In 1972 Poitier made his filmmaking debut and directed himself, alongside Harry Belafonte, in the western Buck and the Preacher. This became a custom after A Warm December (1973), the blaxploitation comedy Uptown Saturday Night (1974), and his collaborations with Bill Cosby, in Let’s Do It Again and A Piece of the Action. With Stir Crazy, starring Gene Wilder and Richard Pryor in 1980, Poitier broke another record for the highest-grossing film directed by an African-American, reprising with the former in Hanky Panky.

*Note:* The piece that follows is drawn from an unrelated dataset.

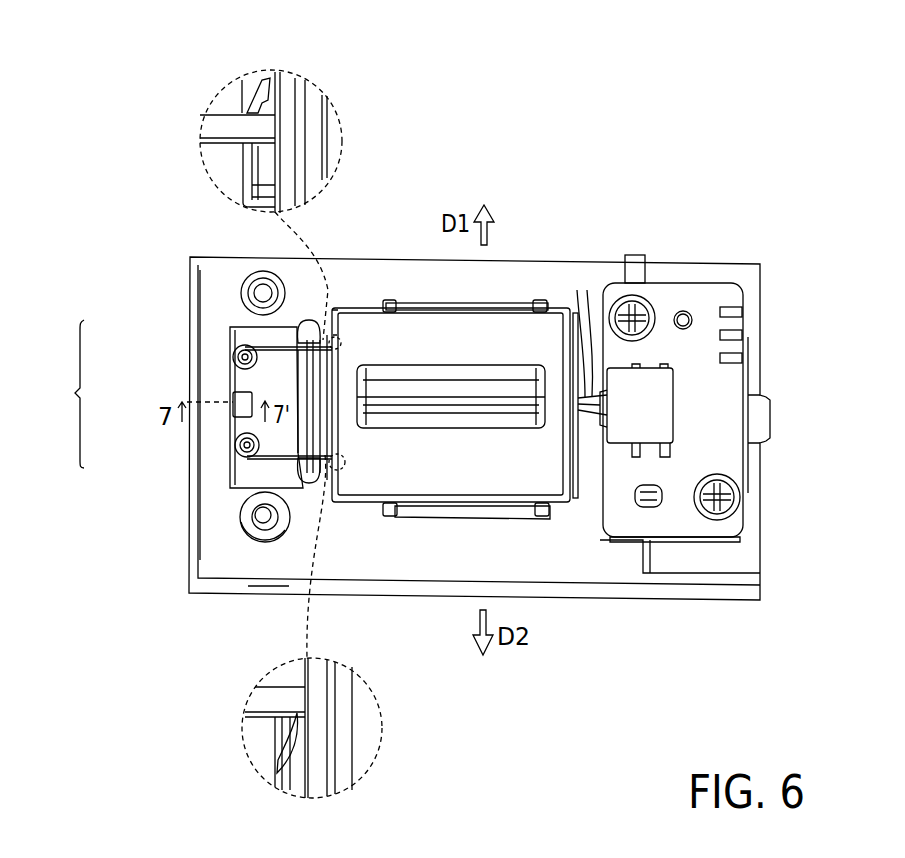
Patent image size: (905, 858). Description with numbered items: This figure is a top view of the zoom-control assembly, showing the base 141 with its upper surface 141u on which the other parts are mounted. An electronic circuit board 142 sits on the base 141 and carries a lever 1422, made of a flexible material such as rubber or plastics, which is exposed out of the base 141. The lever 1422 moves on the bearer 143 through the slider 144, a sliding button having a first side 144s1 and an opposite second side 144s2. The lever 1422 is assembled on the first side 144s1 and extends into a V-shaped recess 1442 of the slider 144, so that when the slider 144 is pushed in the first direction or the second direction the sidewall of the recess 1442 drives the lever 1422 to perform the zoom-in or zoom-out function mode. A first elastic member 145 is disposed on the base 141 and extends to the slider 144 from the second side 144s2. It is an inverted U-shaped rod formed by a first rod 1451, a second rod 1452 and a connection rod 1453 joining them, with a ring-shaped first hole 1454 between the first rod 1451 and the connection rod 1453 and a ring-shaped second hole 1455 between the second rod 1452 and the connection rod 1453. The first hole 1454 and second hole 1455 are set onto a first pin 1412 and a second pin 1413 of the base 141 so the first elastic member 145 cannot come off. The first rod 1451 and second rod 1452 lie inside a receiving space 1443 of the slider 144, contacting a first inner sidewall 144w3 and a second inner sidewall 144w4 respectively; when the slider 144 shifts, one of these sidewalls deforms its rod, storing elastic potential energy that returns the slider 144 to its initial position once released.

Ghost Dad, starring Bill Cosby again, marked his retirement from directing in 1990. Throughout this decade Poitier began to appear in miniseries and TV movies, as the aforementioned sequel to To Sir, with Love accounts for. This is how he starred in Separate But Equal, Children of the Dust, David and Lisa or The Simple Life of Noah Dearborn, while acting alongside Bruce Willis and Richard Gere in the action movie The Jackal. In 2002 Poitier would receive his second Oscar, this time honorary, for his global contribution to American cinema.
During that same ceremony Denzel Washington, interestingly enough, won the Best Actor Oscar for Training Day, becoming the second performer after Poitier to do so. “I’ll be chasing you, Sidney. I’ll always be following in your footsteps,” Washington stated at the time. Throughout his career, Poitier never neglected his philanthropic work, being appointed Bahamian ambassador to Japan in 1997. From 2002 to 2007, he was also the Bahamas ambassador to UNESCO, publishing his autobiography in 2000, entitled The Measure of a Man: A Spiritual Autobiography.